= Susan Pleydell =

Susan Pleydell was the nom de plume of the Scottish-born novelist Susan Senior, née Susan Syme (1907–1986). She was a schoolmistress by profession and published a number of novels between 1959 and 1977.

==Background==
Susan Syme was born into a farming family at Milnathort, near Kinross. In her teens, the family moved to Dollar in Clackmannanshire and thence a few miles east to Rumbling Bridge.

Syme studied piano at the Royal College of Music. While teaching at a girls’ school at Bexhill-on-Sea, Sussex, she met John Robert Murray Senior, head of history at Shrewsbury School from 1932–51, whom she married in 1935. She taught the piano at Shrewsbury for some years. In the 1950s, her husband became headmaster of Bury Grammar School near Manchester and then of Monmouth School from 1956–9.

==Literary career==

===The Ledenham stories===

====Summer Term====
Pleydell’s first novel, Summer Term, which appeared in 1959, was described half a century later by bookseller and publisher Shirley Neilson as "a sort of school story". It was set at Ledenham, a boys’ public school in the fictional county of Ledshire in the north of England, and recounted love and intrigue among its adult residents following the simultaneous arrival of a Scottish rugby international as a new mathematics master and the headmaster’s niece, a beautiful twenty-year-old sophisticate from London. The impact of the latter had some similarities to that at Oxford of Max Beerbohm's Zuleika Dobson (1911).

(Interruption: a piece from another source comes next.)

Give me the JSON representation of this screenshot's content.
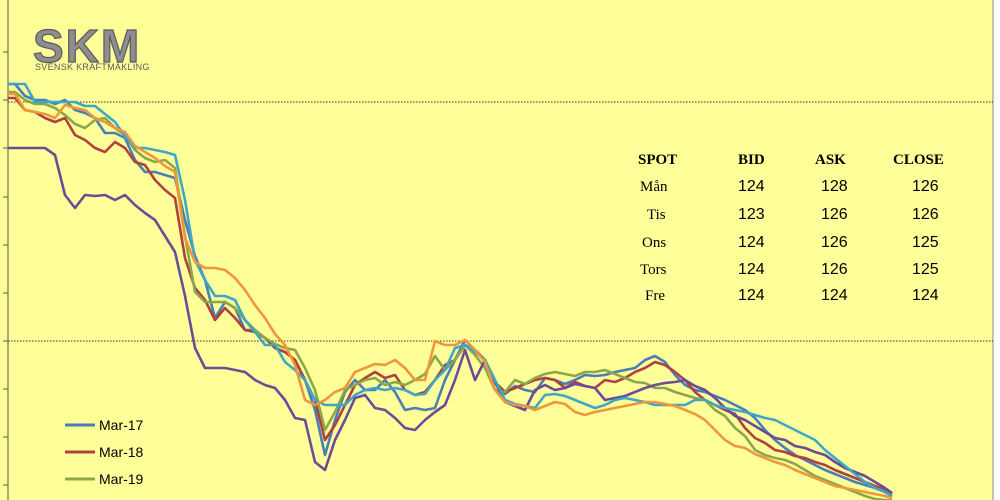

====A Young Man's Fancy====
A sequel, A Young Man’s Fancy (1962), reintroduced a number of characters from the earlier novel. Set in the habitually morose spring term – "for which there is nothing to be said at all" – and against the backdrop of persistent snowfalls, the book revolved around various additional difficulties that threatened to inhibit the smooth running of Ledenham. These included the headmaster's engagement of an untrustworthy local girl as his temporary secretary; misunderstandings about matters of the heart affecting, among others, his youngest daughter and some of his junior masters; the nomination of an egocentric industrial magnate to a vacancy on the school's governing body; and melodramatic allegations by the prospective governor that threatened the careers of the headmaster and one of his colleagues.

====Model for Mrs. Fielding?====
According to her son, Alan Senior, Pleydell deployed her own experience to the writing of these stories, although it is unclear to what extent she was the model for Hester Fielding, the wife of Ledenham's headmaster (or "Beak"), Hugh Fielding. In Summer Term, Mrs. Fielding's absence in Italy was a crucial part of the plot, providing an opening for her eldest daughter and visiting niece to demonstrate their organisational capabilities. However, in the sequel, she was very much in evidence, attending to all manner of domestic matters, acting supportively as a hostess and confidante, and making, at times, subtly cutting observations on questions of tradition and etiquette (as when the temporary secretary and her mother failed to occupy pews reserved in the chapel for visitors).

===Other works===
Pleydell wrote a further eight novels, A Festival for Gilbert and The Glenvarroch Gathering (both 1960), Good Red Herring (1962), Griselda (1964), The Road to the Harbour (1966), Jethro’s Mill (1974), Pung of Dragons (1975) and Brighouse Hotel (1977).

Pleydell died in 1986. New editions of Summer Term and A Young Man's Fancy, long out of print, were published in 2010–11 by Greyladies Books of Edinburgh, the former containing a biographical note by her son. Greyladies re-published The Glenvarroch Gathering in 2013.